Parole Donner
25 novembre 2007
Palais Brongniart, ce soir
Alors qu'ils prennent la parole pour annoncer le prix qu'ils ont l'honneur de remettre, les officiels le savent, sauf sens avéré du coup de théâtre, l'auteur va le refuser.
Son livre en effet n'avait dans un premier temps pas été sélectionné au motif nous explique-t-on en à peine d'autres termes, qu'il était trop bon et promis à d'autres plus glorieuses et précoces en saison, destinées.
Mais les destinées ont été manipulées, parfois ça leur arrive et la gloire s'est envolée à tire d'ailes.
Le jury du prix Figaro Magazine aurait donc voulu réparer du destin l'écrasante injustice et placer en vainqueur un livre qu'il avait au départ écarté.
Seulement l'auteur avait déjà dans les médias, expliqué que les prix devaient s'en tenir aux règles par eux-mêmes établies, et qu'il était incohérent de nommer un titre de dernière minute. Il a été victime de ce phénomène (1) face au "Chagrin d'école" de Daniel Pennac.
Alors ce soir, couronné enfin, il a tenu son cap, ne s'est pas renié, est resté fidèle en soi et a refusé ce qu'on lui accordait de l'exacte même façon qu'on le lui avait préalablement oté.
Il a refusé pour lui et demandé que les 8000 euros du prix soient versés pour la restauration de la Chapelle Expiatoire dont il est dans son livre question.
Son refus semblait entendu, sa proposition parut surprendre. Mais quelles que soient les arrières-pensées potentielles (2), l'instant ne manquait pas de beauté.
Un petit souffle que j'aime à croire de liberté plus que d'opportunisme, venait d'effleurer une assemblée rompue aux cérémonies convenues. Quelqu'un faisait un choix contraire au flux dominant, en exprimait les raisons. L'assistance soudain écoutait. Et les applaudissements eurent pour une occasion telle, si coûtumière aux participants, une densité et une chaleur inhabituelle.
Le "non" ferme mais poli de cet homme venait de nous réveiller, tout en sauvant sans doute le bon sommeil possible de ses nuits à venir.
On m'a alors resservi du champagne et j'ai tenté dans les bulles d'oublier mes tristesses. Hélas malgré une ambiance porteuse, le refus avait délié les langues, et une compagnie personnelle favorable, elles ont refusé toutes ensemble de s'absenter.
Dommage, pourtant si bonne soirée.
(et merci à l'auteur exigeant pour cette belle leçon).
(1) J'ai beau être une bécassine béate, je n'ignore pas les enjeux et manipulations derrière cette version allégée qui est celle donnée.
(2) y compris la mienne, car il est humiliant de se dire que l'homme à qui on a tendu le micro vient avec humour (son discours, bref, n'en manquait pas) de refuser qu'on lui offre l'équivalent de 7 ou 8 mois de mon salaire d'usine net.

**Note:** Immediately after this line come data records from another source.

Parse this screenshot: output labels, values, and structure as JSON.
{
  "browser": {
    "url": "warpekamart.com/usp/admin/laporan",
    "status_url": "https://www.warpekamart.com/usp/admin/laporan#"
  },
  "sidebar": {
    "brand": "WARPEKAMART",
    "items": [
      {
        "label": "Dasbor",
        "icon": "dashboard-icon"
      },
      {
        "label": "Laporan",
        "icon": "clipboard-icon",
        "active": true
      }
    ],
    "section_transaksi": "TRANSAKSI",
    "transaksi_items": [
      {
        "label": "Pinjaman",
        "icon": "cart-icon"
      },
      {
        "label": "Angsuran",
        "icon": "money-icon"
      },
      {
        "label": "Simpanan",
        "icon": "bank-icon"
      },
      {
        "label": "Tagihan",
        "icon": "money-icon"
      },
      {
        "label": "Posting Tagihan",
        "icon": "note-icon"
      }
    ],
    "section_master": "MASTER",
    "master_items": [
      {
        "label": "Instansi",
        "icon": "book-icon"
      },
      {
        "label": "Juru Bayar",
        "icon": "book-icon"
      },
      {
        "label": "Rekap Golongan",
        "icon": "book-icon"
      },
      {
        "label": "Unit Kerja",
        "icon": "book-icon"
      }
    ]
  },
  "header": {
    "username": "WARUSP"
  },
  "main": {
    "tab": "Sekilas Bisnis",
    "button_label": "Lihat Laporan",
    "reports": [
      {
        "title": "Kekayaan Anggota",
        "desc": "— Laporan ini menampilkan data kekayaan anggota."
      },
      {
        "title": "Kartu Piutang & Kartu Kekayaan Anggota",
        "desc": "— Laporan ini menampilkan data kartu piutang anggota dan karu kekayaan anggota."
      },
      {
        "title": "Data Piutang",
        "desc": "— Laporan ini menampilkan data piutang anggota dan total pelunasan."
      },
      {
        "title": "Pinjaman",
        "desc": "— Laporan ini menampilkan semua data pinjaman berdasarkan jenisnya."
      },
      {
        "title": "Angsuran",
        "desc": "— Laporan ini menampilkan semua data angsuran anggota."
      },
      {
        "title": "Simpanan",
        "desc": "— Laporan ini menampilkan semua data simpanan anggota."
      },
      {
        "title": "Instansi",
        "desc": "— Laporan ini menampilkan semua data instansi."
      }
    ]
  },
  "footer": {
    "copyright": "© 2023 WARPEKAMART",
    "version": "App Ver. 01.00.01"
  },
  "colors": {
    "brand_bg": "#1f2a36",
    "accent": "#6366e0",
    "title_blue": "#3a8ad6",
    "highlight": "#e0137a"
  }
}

Trop envie de dire J'en veux bien s'il en veut pas, j'aimerais tant pouvoir écrire sans devoir aller pointer et me faire pomper l'énergie et une part de santé.
Cela dit son éditeur a sans doute déjà bien calculé qu'un refus serait plus médiatisé que s'il acceptait et que l'un dans l'autre, cette solution était la plus rentable en plus que d'être honorable.
[photo : in situ]
Davantage d'info dans cet article du Nouvel Observateur :
http://tempsreel.nouvelobs.com/actualites/culture/20071116.OBS5274/christophe_donner_refuse_le_prix_figaro_magazine.html et sans doute dans la presse demain.
J'ai compris ce soir qu'entendre de bonnes et belles et encourageantes paroles n'était pas suffisant. Il conviendrait de connaître la ou les personnes avec qui en partager le bonheur ou le soulagement, quelqu'un de très proche un lien du type de celui que Franck a aujourd'hui évoqué, quelqu'un à qui on a toute confiance accordée. J'ai connu, mais hélas le fil s'est rompu. Alors si je suis heureuse de ce qu'on m'a dit, ce bonheur reste inaboutti.